Морозов покосился на Витьку и подумал, что у Витьки его, морозовская, манера есть: жует быстро, энергично, а сам глазеет по сторонам, ничего не хочет упустить. Вон каркнула, сорвавшись с ветки, ворона и полетела куда-то по своим бестолковым вороньим делам. Плеснула волна у скал, взметнулась пенным фонтаном, – свежеет ветер, ярится прибой. Щекотно ползет по голой ноге муравей.

Морозов перевел взгляд на Марту. Гляди-ка, ухитрилась так загореть при здешнем скупом солнце. И когда успела обзавестись этим новомодным купальником, меняющим цвет в зависимости от освещения? Конечно, босая. Чудачка, носится со своей идеей о пользе ходить босиком по земле. И вот терпит, упрямо ходит по камням, по хвойным иголкам. И Витьку заставляет.

Не думал он, Морозов, что сможет отринуть от себя вечные заботы, ведь казалось, никуда от них не уйдешь, а вот поди ж ты… Хорошо здесь, в тишине, на клочке тверди посреди изменчивого моря. Стать бы частью скалистого островка, частью моря и ветра, вобрать в себя все это…

Марта поставила перед ним клубничное желе, сказала:

– Совсем забыла: недавно тебя вызывал Коннэли.

– Коннэли? – Морозов вскинул голову – Что ему надо?

– Не знаю. Он позвонит еще.

– Ты сказала, что у нас отпуск?

– Да. Витюша, положить еще желе?

Морозов привалился спиной к сосне. Вот так. Никакой Коннэли не отдерет его от шершавого, нагретого солнцем ствола. Слышите, господин президент Международной федерации космонавтики? Ничего не выйдет у вас.

Он поймал настороженный взгляд Марты. Ну, само собой, она догадывается, зачем звонил Коннэли. Морозов подмигнул ей: дескать, не тревожься, Мартышка, наш Великий Уговор остается в силе.

– Пап, – сказал Витька, покончив с желе, – ты читал «Ронго-ронго»?

– Читал. А что?

– Буров, когда выступал по теле, ну, когда отмечали десятилетие со дня смерти Шандора Саллаи…

– Понятно. И что он говорил?

– Он сказал, что несколько записей Саллаи на полях «Ронго-ронго» перевешивают все его прежние труды. Это правильно, пап?

– Нет, неправильно.

– А ты видел эти записи на полях?

– Да.

Как же давно это было, подумал Морозов. Еще перед стартом Второй Плутоновой. Полноземлие, комнатка Марты в Селеногорске… чудо тех далеких дней и ночей… Да, тогда-то Марта показала ему книжку, забытую Шандором в медпункте. Древний, не очень складный миф Южных морей о «солнце-боге», дававшем себя «в пищу» людям, Шандор истолковал весьма своеобразно: как фантастически преломленную мечту о биофорных – то есть несущих жизнь – свойствах лучистой энергии.
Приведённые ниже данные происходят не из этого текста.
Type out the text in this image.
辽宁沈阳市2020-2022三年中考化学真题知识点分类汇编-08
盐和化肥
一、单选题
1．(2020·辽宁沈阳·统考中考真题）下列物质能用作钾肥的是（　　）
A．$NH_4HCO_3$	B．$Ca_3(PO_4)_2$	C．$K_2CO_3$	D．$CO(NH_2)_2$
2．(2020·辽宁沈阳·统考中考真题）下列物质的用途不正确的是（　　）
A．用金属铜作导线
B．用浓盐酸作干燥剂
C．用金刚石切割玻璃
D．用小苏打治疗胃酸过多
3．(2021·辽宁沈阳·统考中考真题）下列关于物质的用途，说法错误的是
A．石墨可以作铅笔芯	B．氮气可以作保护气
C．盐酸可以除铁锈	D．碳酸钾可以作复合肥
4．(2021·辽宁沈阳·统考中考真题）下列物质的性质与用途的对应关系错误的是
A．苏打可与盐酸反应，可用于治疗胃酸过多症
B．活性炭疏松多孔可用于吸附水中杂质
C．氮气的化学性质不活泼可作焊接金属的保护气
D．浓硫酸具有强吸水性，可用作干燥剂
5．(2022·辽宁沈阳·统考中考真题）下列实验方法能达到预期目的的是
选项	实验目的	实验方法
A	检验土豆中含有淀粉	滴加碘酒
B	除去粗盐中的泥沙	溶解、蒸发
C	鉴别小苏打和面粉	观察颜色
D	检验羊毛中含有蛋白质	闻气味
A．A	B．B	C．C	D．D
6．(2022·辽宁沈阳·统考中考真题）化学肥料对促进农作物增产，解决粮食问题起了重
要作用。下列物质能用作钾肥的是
Имел ли Шандор в виду тау-излучение? Неизвестно. Никогда и нигде он не высказывался об этом. Сохранились лишь его пометки на полях книжки. Он, Морозов, не придал им тогда особого значения. Но, увидев на Плутоне существа, заряжающиеся энергией, вспомнил о заметках Шандора, а по возвращении рассказал о них Бурову. После смерти старика Бурову удалось разыскать в его личном архиве книжку и расшифровать неразборчивые каракули. Он написал статью о прозрении Шандора Саллаи и ввел в научный обиход вот этот термин, как бы случайно оброненный стариком: биофорные свойства лучистой энергии.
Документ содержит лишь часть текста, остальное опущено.